Elsie knows the main principles of life, both human and animal’s. But there are a few moments she doesn’t know. For example, why her mom “disappeared one day, like all cow moms do. We’re taught to accept that. That a mom is not forever and it doesn’t mean she doesn’t love you if she leaves without saying goodbye once the job of raising you from a calf is done.” Elsie doesn’t know where her mom had gone. Elsie has a “bff”, Mallory, “Mallory is seriously gorgeous, like she could definitely model. She could be the cow on the milk carton.” Elsie and Mallory keep an eye on young bulls, which are kept in a different paddock. Then two cows case a plan: when two owner’s sons will forget to lock the gate, the cows will use this to escape their paddock and at nighttime join young bulls and play with them. Thus adventures will start.

David Duchovny has joined the already significant number of stars who are not satisfied with Hollywood fame – they want literary fame as well. Actor, director, screenplay writer, musician mounted another top – has written a novel. To my surprise, the result is not bad at all. I’d even say good.

Holy Cow can’t be categorized, as it doesn’t stick to one genre. Duchovny plays in literature: his novel is a parody on Madame Bovary (the novel’s protagonist and the heroine of Flaubert’s novel share the name), a postmodern fairy tale, a fantasy screenplay (a number of dialogues in the book are presented in a screenplay form), a very funny coming of age novel.
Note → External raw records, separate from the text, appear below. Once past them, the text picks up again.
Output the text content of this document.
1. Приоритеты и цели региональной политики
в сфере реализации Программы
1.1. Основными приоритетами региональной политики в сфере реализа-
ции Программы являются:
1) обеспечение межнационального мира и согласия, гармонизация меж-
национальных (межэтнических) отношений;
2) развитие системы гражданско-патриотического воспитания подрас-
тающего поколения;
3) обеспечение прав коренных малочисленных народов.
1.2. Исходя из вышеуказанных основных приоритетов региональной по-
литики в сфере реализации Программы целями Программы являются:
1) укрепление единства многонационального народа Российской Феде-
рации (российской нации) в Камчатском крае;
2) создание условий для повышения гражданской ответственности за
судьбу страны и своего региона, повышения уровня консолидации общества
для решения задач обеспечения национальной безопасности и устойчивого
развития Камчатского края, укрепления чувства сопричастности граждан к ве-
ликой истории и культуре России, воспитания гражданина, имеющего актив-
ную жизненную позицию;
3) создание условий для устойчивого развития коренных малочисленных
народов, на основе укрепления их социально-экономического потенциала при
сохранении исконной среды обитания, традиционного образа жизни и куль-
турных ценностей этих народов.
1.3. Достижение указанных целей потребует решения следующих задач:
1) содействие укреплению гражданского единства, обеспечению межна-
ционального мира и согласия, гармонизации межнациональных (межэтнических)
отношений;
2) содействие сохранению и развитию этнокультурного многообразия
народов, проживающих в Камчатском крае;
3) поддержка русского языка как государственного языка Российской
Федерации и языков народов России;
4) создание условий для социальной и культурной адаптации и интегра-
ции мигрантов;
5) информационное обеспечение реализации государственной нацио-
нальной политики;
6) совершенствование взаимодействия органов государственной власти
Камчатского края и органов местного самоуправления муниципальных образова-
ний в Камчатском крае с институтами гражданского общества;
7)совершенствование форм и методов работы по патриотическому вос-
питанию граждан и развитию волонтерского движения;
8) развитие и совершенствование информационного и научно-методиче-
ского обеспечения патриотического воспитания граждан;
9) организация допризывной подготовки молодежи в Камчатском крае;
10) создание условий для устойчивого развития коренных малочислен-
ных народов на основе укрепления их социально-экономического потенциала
Any mysticism is absent here (and that may seem like something strange), unlike plenty of good laughs (there is no shortage of them).
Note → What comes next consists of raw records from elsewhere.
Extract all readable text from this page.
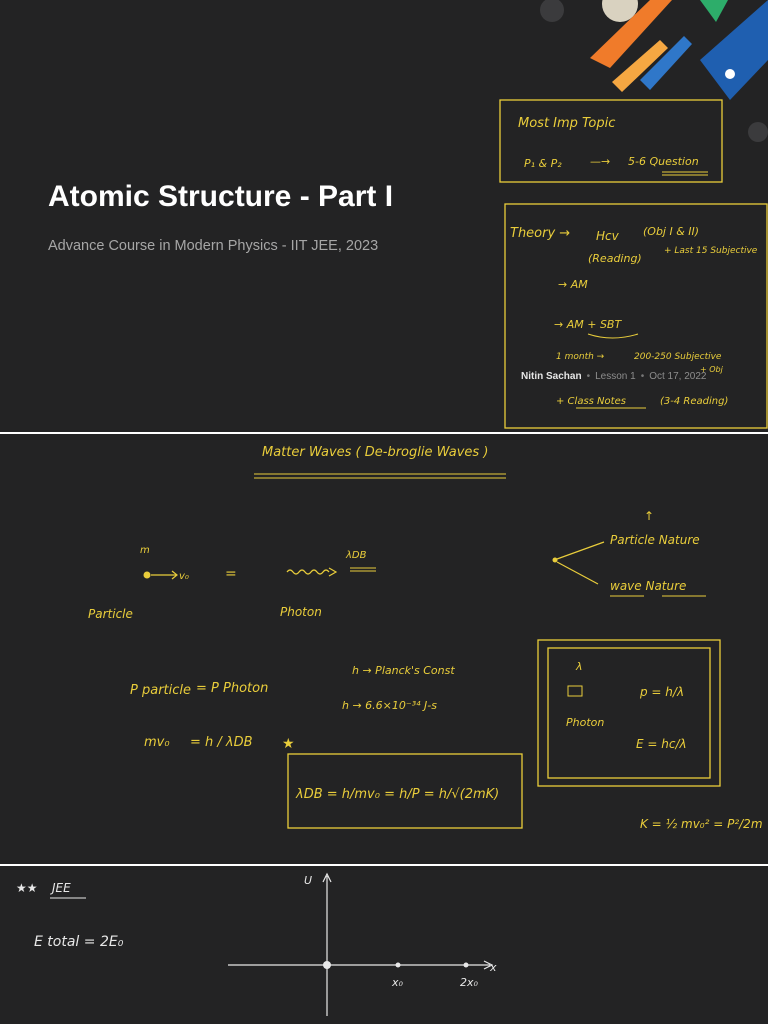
Most Imp Topic
P₁ & P₂	—→ 5-6 Question
Theory → Hcv (Obj I & II)
(Reading)
+ Last 15 Subjective
→ AM
→ AM + SBT
1 month →	200-250 Subjective
+ Obj
+ Class Notes	(3-4 Reading)
Atomic Structure - Part I
Advance Course in Modern Physics - IIT JEE, 2023
Nitin Sachan • Lesson 1 • Oct 17, 2022
Matter Waves ( De-broglie Waves )
m
v₀	=
Particle
λDB
Photon
↑
Particle Nature
wave Nature
P particle = P Photon
h → Planck's Const
h → 6.6×10⁻³⁴ J-s
mv₀ = h / λDB ★
λDB = h/mv₀ = h/P = h/√(2mK)
λ
Photon
p = h/λ
E = hc/λ
K = ½ mv₀² = P²/2m
★★ JEE
E total = 2E₀
U
x
x₀	2x₀
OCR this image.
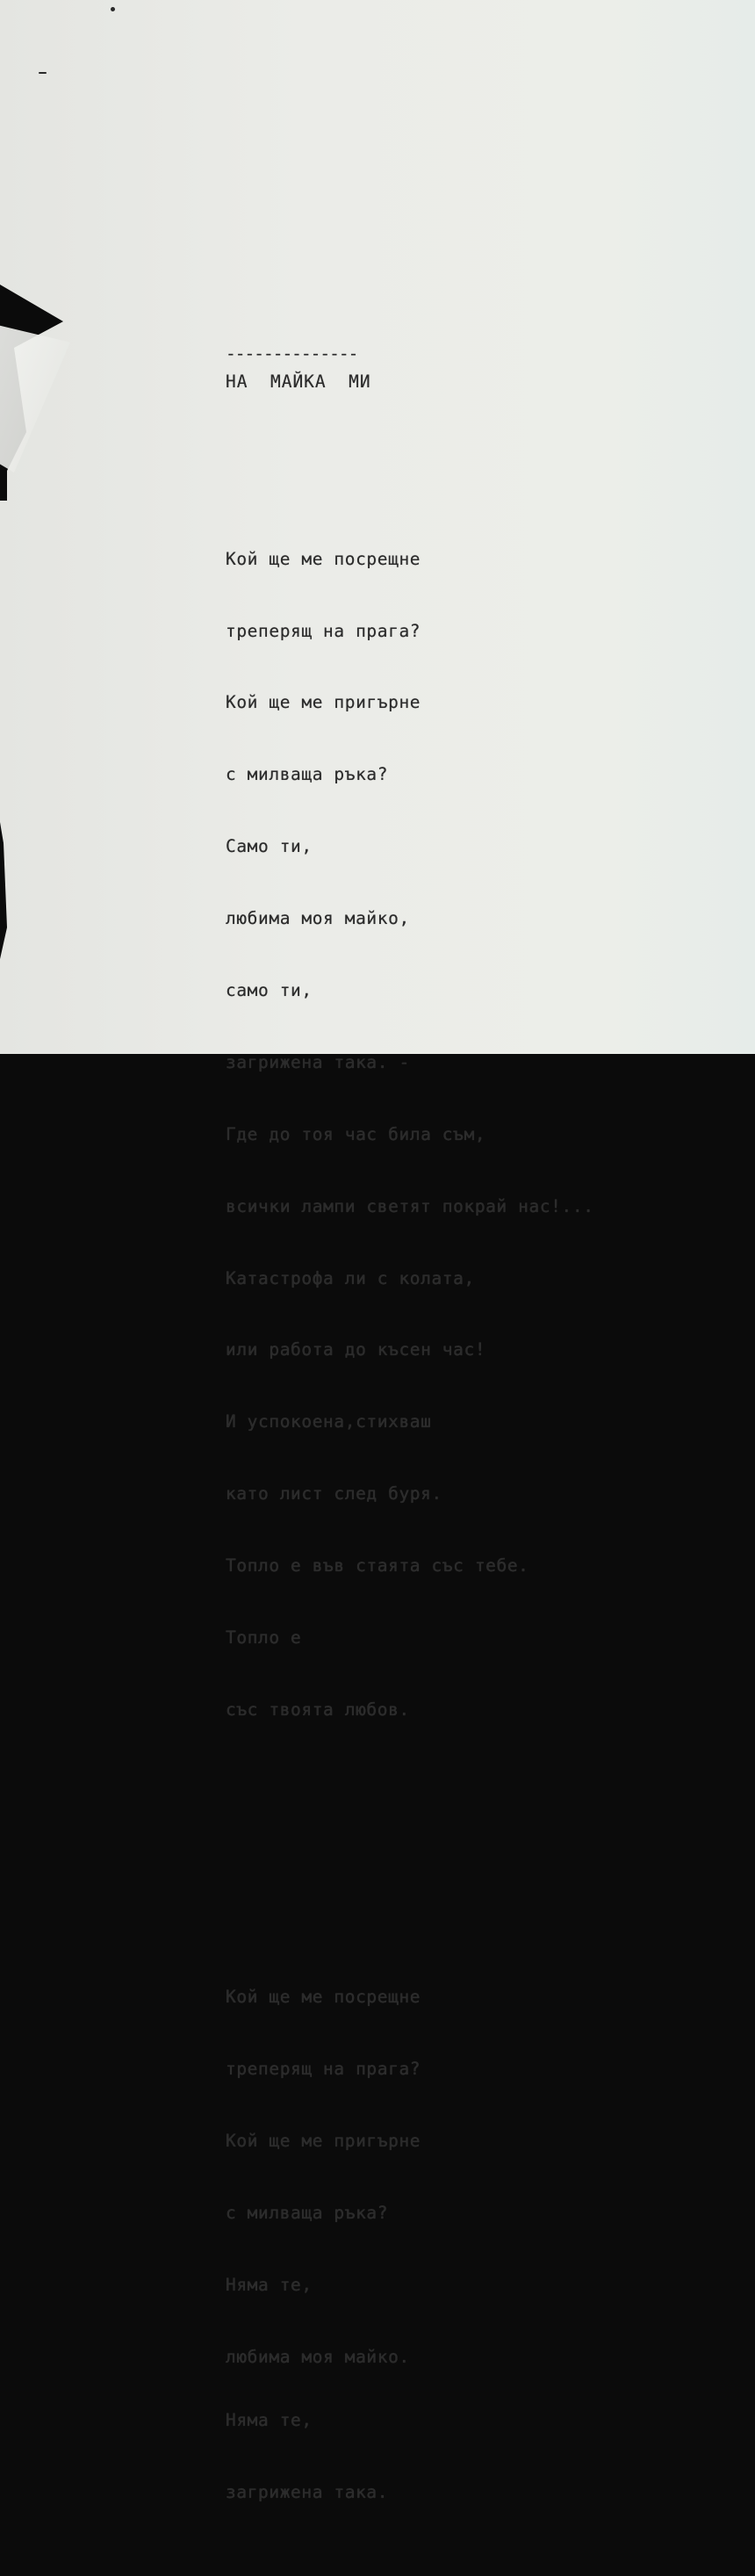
НА  МАЙКА  МИ

--------------

Кой ще ме посрещне

треперящ на прага?

Кой ще ме пригърне

с милваща ръка?

Само ти,

любима моя майко,

само ти,

загрижена така. -

Где до тоя час била съм,

всички лампи светят покрай нас!...

Катастрофа ли с колата,

или работа до късен час!

И успокоена,стихваш

като лист след буря.

Топло е във стаята със тебе.

Топло е

със твоята любов.

Кой ще ме посрещне

треперящ на прага?

Кой ще ме пригърне

с милваща ръка?

Няма те,

любима моя майко.

Няма те,

загрижена така.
The novel is written in teenage slang, especially its first, “farmer”, part, with jokes, particular kind of words, dialogies a la cartoons with animals like Ice Age and such, and this recklessness of the style suggests that Duchovny had written his book during three nights while he took a bath. And still. The important thing is that the book is written in one uniform style, the novel’s narrator has her own voice, and I can’t say that this book is a potboiler written solely for the money. Even the level of jokes has interesting variety, from toilet or poop jokes to Torah jokes.

Throughout the novel Duchovny (or his protagonist) jokes that this book sooner or later will be adapted to the screen. There is strong chance it will. Nevertheless, the author tirelessly makes fun of Hollywood (and of publishing industry, too), yet the books is so postmodernistically done, that it’s unlikely it will ever find a suitable and talented director who will make a worthy adaptation. This is so _written_ book, that holds for the paper, not adaptable at all.

Duchovny, though the dialogues between Elsie and the editor, translates one more important aspect of the book. What are the audience it was written for? For adults or for young adults? Yes, the books has enough teenage slang, teenagers jokes, the whole plot is rather coming of age. I wouldn’t stick Holy Cow to the YA department. Duchovny sometimes uses not so young adult language, plays with adult reader, he’s open for both categories of readers.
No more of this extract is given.